The report was released ahead of the IMF and World Bank's annual meeting later this week. It's a gathering that brings together leading financial officials from around the globe. The IMF said that the partial U.S. government shutdown, now in its second week, is adding to uncertainty about the still-fragile global economic recovery.
"While the damage to the U.S. economy from a short shutdown is likely to be limited, a longer shutdown could be quite harmful," the report said. "And even more importantly, a failure to promptly raise the debt ceiling, leading to a U.S. selective default, could seriously damage the global economy and financial system."
The bulk of U.S. governmental operations were shuttered last week after lawmakers in the House and Senate failed to agree on a spending bill to fund government at the start of the new fiscal year. Republicans in Congress are refusing to approve a temporary spending bill, demanding changes or elimination of Obama's 2010 health care law.
Republicans are linking the health care plan to the budget battle because they contend the costs of it could severely harm the U.S. economy. Democrats say it is legislation that has already been approved as "settled law" and that it has been upheld by the U.S. Supreme Court. They insist that spending and debt ceiling bills are vital in their own right and should not come with conditions attached.

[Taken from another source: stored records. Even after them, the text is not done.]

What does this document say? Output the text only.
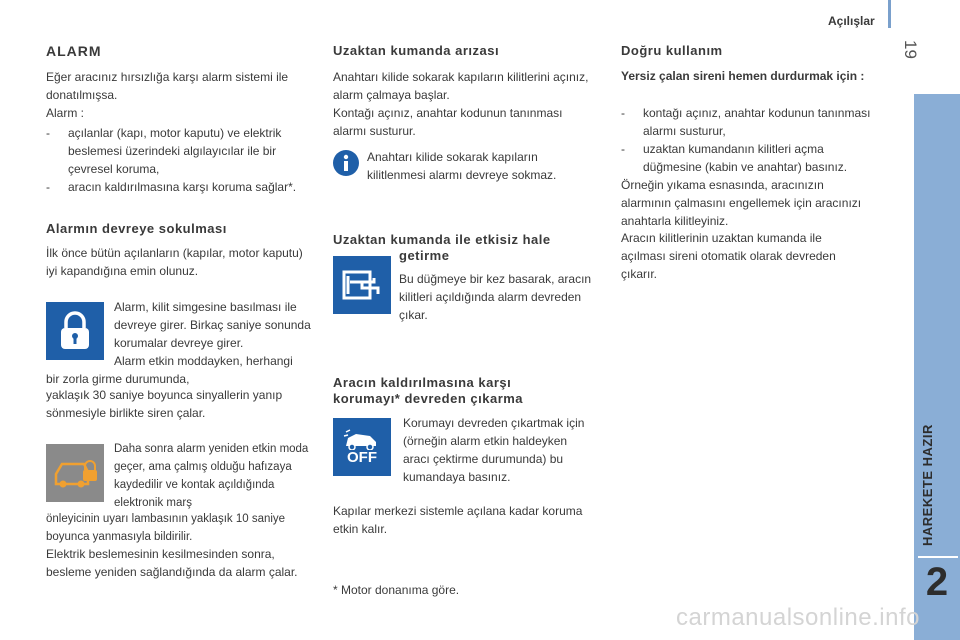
Açılışlar
19
HAREKETE HAZIR
2
ALARM

Eğer aracınız hırsızlığa karşı alarm sistemi ile donatılmışsa.

Alarm :

- açılanlar (kapı, motor kaputu) ve elektrik beslemesi üzerindeki algılayıcılar ile bir çevresel koruma,
- aracın kaldırılmasına karşı koruma sağlar*.
Alarmın devreye sokulması

İlk önce bütün açılanların (kapılar, motor kaputu) iyi kapandığına emin olunuz.

Alarm, kilit simgesine basılması ile devreye girer. Birkaç saniye sonunda korumalar devreye girer.

Alarm etkin moddayken, herhangi

bir zorla girme durumunda,

yaklaşık 30 saniye boyunca sinyallerin yanıp sönmesiyle birlikte siren çalar.

Daha sonra alarm yeniden etkin moda geçer, ama çalmış olduğu hafızaya kaydedilir ve kontak açıldığında elektronik marş

önleyicinin uyarı lambasının yaklaşık 10 saniye boyunca yanmasıyla bildirilir.

Elektrik beslemesinin kesilmesinden sonra, besleme yeniden sağlandığında da alarm çalar.

Uzaktan kumanda arızası

Anahtarı kilide sokarak kapıların kilitlerini açınız, alarm çalmaya başlar.

Kontağı açınız, anahtar kodunun tanınması alarmı susturur.

Anahtarı kilide sokarak kapıların kilitlenmesi alarmı devreye sokmaz.

Uzaktan kumanda ile etkisiz hale
getirme

Bu düğmeye bir kez basarak, aracın kilitleri açıldığında alarm devreden çıkar.

Aracın kaldırılmasına karşı
korumayı* devreden çıkarma
OFF

Korumayı devreden çıkartmak için (örneğin alarm etkin haldeyken aracı çektirme durumunda) bu kumandaya basınız.

Kapılar merkezi sistemle açılana kadar koruma etkin kalır.

* Motor donanıma göre.

Doğru kullanım
Yersiz çalan sireni hemen durdurmak için :
- kontağı açınız, anahtar kodunun tanınması alarmı susturur,
- uzaktan kumandanın kilitleri açma düğmesine (kabin ve anahtar) basınız.

Örneğin yıkama esnasında, aracınızın alarmının çalmasını engellemek için aracınızı anahtarla kilitleyiniz.

Aracın kilitlerinin uzaktan kumanda ile açılması sireni otomatik olarak devreden çıkarır.

carmanualsonline.info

Separately, Democrats and Republicans are also clashing as a deadline approaches for boosting the government's $16.7 trillion borrowing limit. Republicans are demanding spending cuts to reduce the budget deficit as the price for supporting an increase in the debt ceiling. The president and fellow Democrats insist that Congress first end the shutdown and extend the debt limit before any negotiations.
The worries about the U.S. economy extend beyond the shutdown and prospects, albeit remote, of a debt default.